Anda Tukang Copas? Wajib Tahu Bahaya Ini!


Seiring dengan berkembangnya teknologi dan kemajuan zaman, sangat mudah sekali berita terkini menyebar luas entah berita akurat atau hoax alias berita bohong. Kita sendiri seringkali begitu mudah terpengaruh untuk ikut menyebarkan berita yang terkadang -bahkan lebih sering- tidak akurat, asal baca judul yang membuat nafsu naik dan belum sempat membaca isinya sampai selesai langsung share padahal seringkali judul dan isi sama sekali tidak sama.


Dari sini kita bisa belajar tentang tatakrama kehidupan, dalam menyebarkan berita tentu kita perlu beberap hal yang kita perhatikan agar kita tidak diancam sebagai orang fasiq yang mudah menyebarkan berita tanpa mengklarifikasi terlebih dahulu. Bukan berarti share itu secara mutlak kita larang, tapi setidaknya ada 3 poin yang perlu Anda perhatikan:


Pertama, benarkah berita yang akan kita share benar-benar benar?. Jangan sampai berita yang kita sebarkan adalah berita bohong yang hanya ingin membuat ramai media sosial. Ingat!!! Anda ngeshare, Malaikat mencatat.


Kedua, perlukah berita itu kita share?. Tidak semua yang benar itu bagus untuk disebarkan, seringkali berita yang benar itu justru membuat masalah yang lebih besar saat kita share, berita kriminal misalkan. Meskipun benar tapi justru membuat pembaca tergiur untuk meniru trik yang dilakukan oleh tersangka dan membuat kita larit dalam manisnya gunjingan (Jawa: ngerasani).

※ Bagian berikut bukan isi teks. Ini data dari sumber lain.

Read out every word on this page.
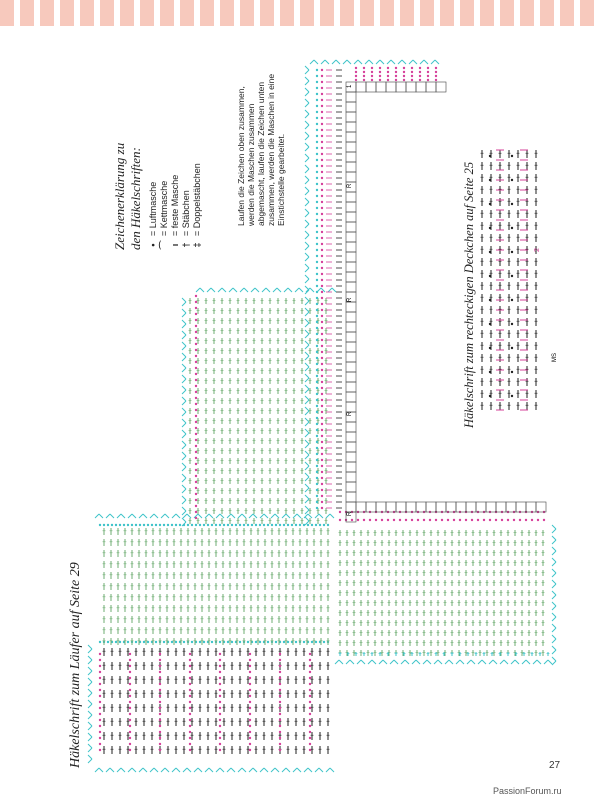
Häkelschrift zum Läufer auf Seite 29
Zeichenerklärung zu den Häkelschriften: •
= Luftmasche
⌒
= Kettmasche
ı
= feste Masche
†
= Stäbchen
‡
= Doppelstäbchen	Laufen die Zeichen oben zusammen, werden die Maschen zusammen abgemascht, laufen die Zeichen unten zusammen, werden die Maschen in eine Einstichstelle gearbeitet.	Häkelschrift zum rechteckigen Deckchen auf Seite 25
R
R
R
R
1
MS
2
27
PassionForum.ru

Ketiga, dimana kita nge-share berita itu?. Bisa jadi berita itu benar dan baik untuk disebarkan tapi tidak untuk semua golongan. Group WA keluarga yang semestinya kita isi dengan silaturrahim dan hal-hal yang berhubungan dengan keluarga Anda isi dengan berita politik yang sama sekali tidak ada hubungannya dengan anggota keluarga group sehingga Anda menjadi orang yang diperbincangkan oleh mereka. Sekali lagi ingat!!! Malaikat juga menulis lho.

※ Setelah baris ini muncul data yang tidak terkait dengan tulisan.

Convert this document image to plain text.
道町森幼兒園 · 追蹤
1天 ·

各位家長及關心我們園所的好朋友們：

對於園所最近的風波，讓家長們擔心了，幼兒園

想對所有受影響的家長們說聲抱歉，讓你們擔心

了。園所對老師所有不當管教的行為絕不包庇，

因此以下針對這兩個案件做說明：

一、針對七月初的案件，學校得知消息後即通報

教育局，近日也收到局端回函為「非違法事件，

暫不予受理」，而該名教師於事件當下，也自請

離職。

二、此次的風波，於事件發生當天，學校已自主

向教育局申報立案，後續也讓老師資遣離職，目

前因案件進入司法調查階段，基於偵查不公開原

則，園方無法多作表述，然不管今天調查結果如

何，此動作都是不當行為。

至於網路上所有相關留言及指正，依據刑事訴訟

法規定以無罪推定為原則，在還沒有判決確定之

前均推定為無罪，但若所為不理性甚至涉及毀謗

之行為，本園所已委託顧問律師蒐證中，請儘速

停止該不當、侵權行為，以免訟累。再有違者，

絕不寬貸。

Di sisi lain ada kegiatan buruk yang juga perlu kita waspadai, yaitu COPAS atau lebih lengkapnya copy-paste tanpa menyebutkan siapa penulis artikrel, status, atau berita itu. Atau minal mencantumkan bahwa itu hasil copas Anda, seakan-akan Anda lah penulisnya.


Hal itu merupakan sesuatu yang tidak baik sebenarnya. Oleh karena itu, sang pemuda cerdas penemu FACEBOOK, Mark Zuckerberg, memberi tombol SHARE / BAGIKAN agar Anda tidak perlu berbohong dengan metode copas, cukup dengam BAGIKAN Anda termasuk orang jujur.


As-Syekh Ahmad Asrori al-Ishaqi Surabaya dalam mukaddimah kitabnya, Al-Muntakhobat, menyebutkan:

.... خوفا أن نكون من المسردين المثبتين الكلام الغير ولم يعزوه إليه فهم من الغصاب أو السراق الخائنين الأمانات، فذي من أقبح القبيحات.

"Khawatir kita termasuk orang yang suka copy-paste dan menisbatkan ucapan/tulisan orang lain kepada dirinya sendiri, bukan kepada penulisnya, mereka adalah perampok atau pencuri yang berkhianat terhadap amanat, dan hal ini tergolong sesuatu yang sangat buruk."


Setidaknya, dengan share kita bisa menyebarkan dakwah bukan dengan cara menggoshob tulisan orang lain dan dikatakan tulisan kita sendiri.


Semoga kita selamat dalam melakukan dua kegiatan ini...


اللهم اجعلنا من الصادقين قولا وفعلا، ولا تجعلنا من الذين يقولون ولا يفعلون. آمين يا رب العالمين.